Highlights & Insights¶
- Exquisite Design Philosophy: The Global-Local Decoupling principle is simple yet effective, solving the core bottleneck of pixel-space diffusion models with only a 0.3% parameter increase.
- Efficiency-Quality Pareto Optimality: Reaches a new Pareto frontier in the FID-Latency space (Fig. 2).
- End-to-End Advantage: No VAE pretraining required, avoiding information bottlenecks and the flaws of non-end-to-end training.
Limitations & Future Work¶
- Currently only validated on ImageNet 256×256; higher resolutions (512+) and text-guided generation remain to be explored.
- The Patch Detailer Head processes each patch independently, which might pose risks for cross-patch boundary consistency.
- Comparison with recent LDM methods (e.g., FLUX) on text-to-image tasks is not yet comprehensive.
Related Work & Insights¶
- Difference from PixelNerd: PixelNerd is tightly coupled with NeRF rendering mechanisms, limiting architectural exploration; DiP proposes more general design principles.
- Difference from JiT: JiT models high-dimensional pixel data by predicting clean images; DiP maintains efficiency through global-local decoupling.

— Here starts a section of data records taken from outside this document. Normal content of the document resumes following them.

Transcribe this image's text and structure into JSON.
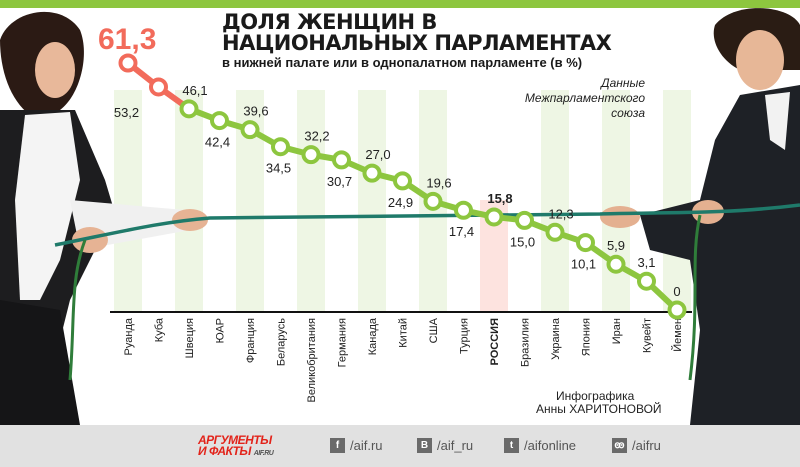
{
  "title": "ДОЛЯ ЖЕНЩИН В НАЦИОНАЛЬНЫХ ПАРЛАМЕНТАХ",
  "subtitle": "в нижней палате или в однопалатном парламенте (в %)",
  "source": "Данные Межпарламентского союза",
  "credit_line1": "Инфографика",
  "credit_line2": "Анны ХАРИТОНОВОЙ",
  "colors": {
    "accent_green": "#8dc63f",
    "top_red": "#f26b5b",
    "rope": "#1f7a6a",
    "highlight_column": "#fde3df"
  },
  "chart_data": {
    "type": "line",
    "title": "ДОЛЯ ЖЕНЩИН В НАЦИОНАЛЬНЫХ ПАРЛАМЕНТАХ",
    "ylabel": "%",
    "highlight": "РОССИЯ",
    "categories": [
      "Руанда",
      "Куба",
      "Швеция",
      "ЮАР",
      "Франция",
      "Беларусь",
      "Великобритания",
      "Германия",
      "Канада",
      "Китай",
      "США",
      "Турция",
      "РОССИЯ",
      "Бразилия",
      "Украина",
      "Япония",
      "Иран",
      "Кувейт",
      "Йемен"
    ],
    "values": [
      61.3,
      53.2,
      46.1,
      42.4,
      39.6,
      34.5,
      32.2,
      30.7,
      27.0,
      24.9,
      19.6,
      17.4,
      15.8,
      15.0,
      12.3,
      10.1,
      5.9,
      3.1,
      0
    ],
    "value_labels": [
      "61,3",
      "53,2",
      "46,1",
      "42,4",
      "39,6",
      "34,5",
      "32,2",
      "30,7",
      "27,0",
      "24,9",
      "19,6",
      "17,4",
      "15,8",
      "15,0",
      "12,3",
      "10,1",
      "5,9",
      "3,1",
      "0"
    ]
  },
  "footer": {
    "logo_line1": "АРГУМЕНТЫ",
    "logo_line2": "И ФАКТЫ",
    "logo_site": "AIF.RU",
    "social": [
      {
        "icon": "facebook-icon",
        "glyph": "f",
        "label": "/aif.ru"
      },
      {
        "icon": "vk-icon",
        "glyph": "B",
        "label": "/aif_ru"
      },
      {
        "icon": "twitter-icon",
        "glyph": "t",
        "label": "/aifonline"
      },
      {
        "icon": "odnoklassniki-icon",
        "glyph": "ok",
        "label": "/aifru"
      }
    ]
  }
}
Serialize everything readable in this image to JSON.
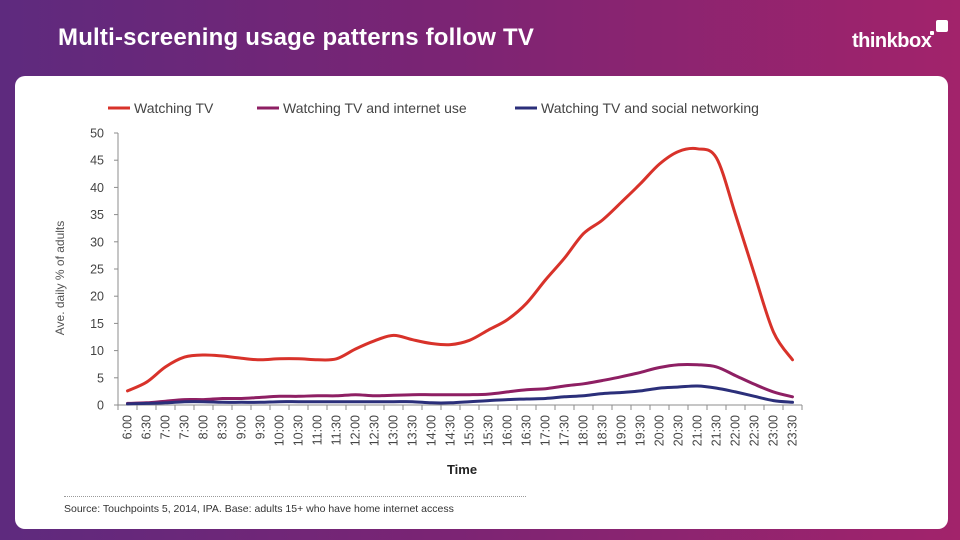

- Insight: The large patch + local refinement approach may be applicable to other tasks requiring efficient processing of high-resolution inputs.
Rating¶
- Novelty: ⭐⭐⭐⭐ Global-local decoupling is simple and effective, though the concept is not highly complex.
- Experimental Thoroughness: ⭐⭐⭐⭐⭐ Extremely systematic with architectural comparisons (4 types of heads), placement strategies (3 types), scale-up comparisons, and multiple training budgets.
- Writing Quality: ⭐⭐⭐⭐ Strong motivation verification (single-image overfitting experiment is convincing), clear charts.
- Value: ⭐⭐⭐⭐⭐ Provides a practical, high-efficiency solution for pixel-space diffusion, potentially driving the development of VAE-free generation.